Set to provide a powerful new line of defence against one of horticulture’s most damaging pests, this world-leading and game-changing $3.18 million National Sterile Insect Technology (SIT) fruit fly facility is located in Port Augusta, South Australia.
The facility is working at producing 50 million sterile male Queensland fruit flies (Qfly) each week, which will be strategically released in the growing regions of south-eastern Australia that are affected by the pest. The sterile flies will come to outnumber the wild male population in these areas, and by mating with wild females – and limiting the opportunity for wild males to do so – they are intended to lead to the collapse of wild Qfly populations.
Selwyn Snell, chairman of Horticulture Innovation Australia (Hort Innovation), described the facility’s opening as a momentous Australian first. “This facility will put us on the world map in sterile insect technology,” he said, adding that in developing the facility, the researchers investigated similar international operations. “This vital centre now combines all the best aspects of that research, making it one of the most progressive and advanced in the world.”

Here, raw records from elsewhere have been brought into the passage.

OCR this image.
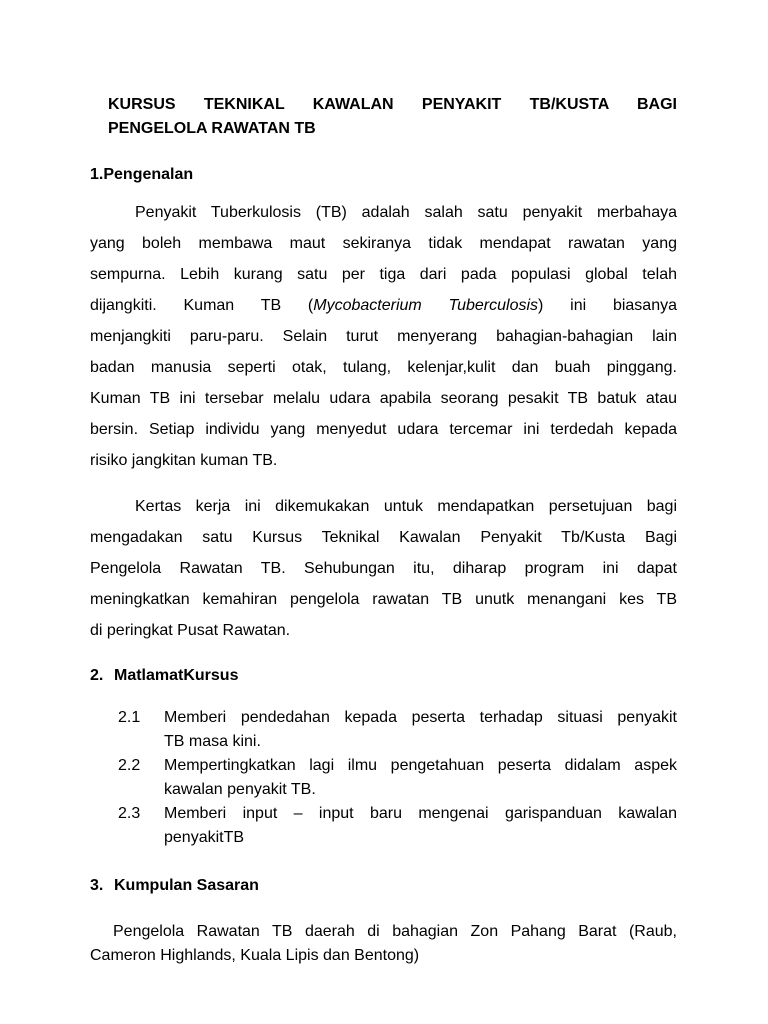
KURSUS TEKNIKAL KAWALAN PENYAKIT TB/KUSTA BAGI
PENGELOLA RAWATAN TB
1.Pengenalan

Penyakit Tuberkulosis (TB) adalah salah satu penyakit merbahaya
yang boleh membawa maut sekiranya tidak mendapat rawatan yang
sempurna. Lebih kurang satu per tiga dari pada populasi global telah
dijangkiti. Kuman TB (Mycobacterium Tuberculosis) ini biasanya
menjangkiti paru-paru. Selain turut menyerang bahagian-bahagian lain
badan manusia seperti otak, tulang, kelenjar,kulit dan buah pinggang.
Kuman TB ini tersebar melalu udara apabila seorang pesakit TB batuk atau
bersin. Setiap individu yang menyedut udara tercemar ini terdedah kepada
risiko jangkitan kuman TB.

Kertas kerja ini dikemukakan untuk mendapatkan persetujuan bagi
mengadakan satu Kursus Teknikal Kawalan Penyakit Tb/Kusta Bagi
Pengelola Rawatan TB. Sehubungan itu, diharap program ini dapat
meningkatkan kemahiran pengelola rawatan TB unutk menangani kes TB
di peringkat Pusat Rawatan.

2. MatlamatKursus
2.1	Memberi pendedahan kepada peserta terhadap situasi penyakit
TB masa kini.
2.2	Mempertingkatkan lagi ilmu pengetahuan peserta didalam aspek
kawalan penyakit TB.
2.3	Memberi input – input baru mengenai garispanduan kawalan
penyakitTB
3. Kumpulan Sasaran

Pengelola Rawatan TB daerah di bahagian Zon Pahang Barat (Raub,
Cameron Highlands, Kuala Lipis dan Bentong)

South Australian Agriculture Minister Leon Bignell said that the facility has the potential to mitigate Qfly as a major pest problem, and increase grower returns. “Sterile insect technology has already been implemented with great success to combat Mediterranean fruit fly, however this will be the first time that [it] will be used to produce male-only Qflies to help prevent and combat Qfly outbreaks,” he said.
Qfly is one of the leading pests plaguing the Australian horticulture industry. Each year it is estimated to cost the industry more than $300 million in lost markets and damaged produce.
The SIT facility has been established by the South Australian Government and is backed by Hort Innovation. It’s just one part of the fruit-fly-focussed SITplus initiative – the $45 million, collaborative R&D program involving some of Australia and New Zealand’s leading research institutions, government agencies and industry partners.